Backed by US-led air strikes, the Kurdish YPG militia and smaller Syrian rebel groups captured Tel Abyad from Daesh on June 15, severing an important supply route for the militants between the Turkish border and its de facto capital of Raqqa city to the south.
YPG spokesman Redur Xelil said Daesh militants were repelled overnight after they briefly wrested control of an area on Tel Abyad’s eastern periphery.
“The situation in Tel Abyad is over and under control,” he told Reuters. Three Daesh militants had been killed in the fighting, and a fourth had blown himself up with an explosive belt.

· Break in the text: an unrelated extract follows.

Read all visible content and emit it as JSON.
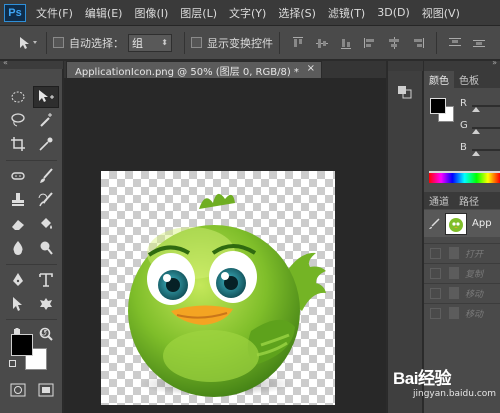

Daesh went back on the offensive in Syria last week, raiding Kurdish-controlled Kobani — also known as Ayn Al Arab — while simultaneously launching an attack on government-held areas of the northeastern city of Hasaka.
Daesh raid on Kobani killed more than 220 civilians — one of its worst mass killings to date. The YPG said it reestablished full control over Kobani on Saturday, killing more than 60 Daesh militants who had raided the town.
The Syrian Observatory for Human Rights confirmed the YPG had re-established control over the Tel Abyad district raided on Tuesday. But with such a low death toll among Daesh militants, it questioned where the remaining militants had gone.
YPG’s success against Daesh is one of the few bright spots for the US strategy aimed at rolling back the jihadist group in Iraq and Syria.
YPG is to date the only significant partner for a US-led air campaign in Syria. Washington has shunned the idea of cooperating with Damascus.
The Syrian military has also been partly able to regain areas of the northeastern city of Hasaka lost to Daesh in its attack last week.
The city is divided into zones run separately by YPG and the Syrian government, and is one of President Bashar Al Assad’s last footholds in the northeastern corner of Syria at the border with Iraq and Turkey.
The observatory reported renewed fighting between Daesh and the army and militia fighting alongside it in southwestern Hasaka on Wednesday. Syrian army air strikes were also reported on Daesh positions.
A Syrian military source said: “Islamic State [Daesh] has practically retreated from most of the areas it entered, but there remain some pockets, and the battles are ongoing.”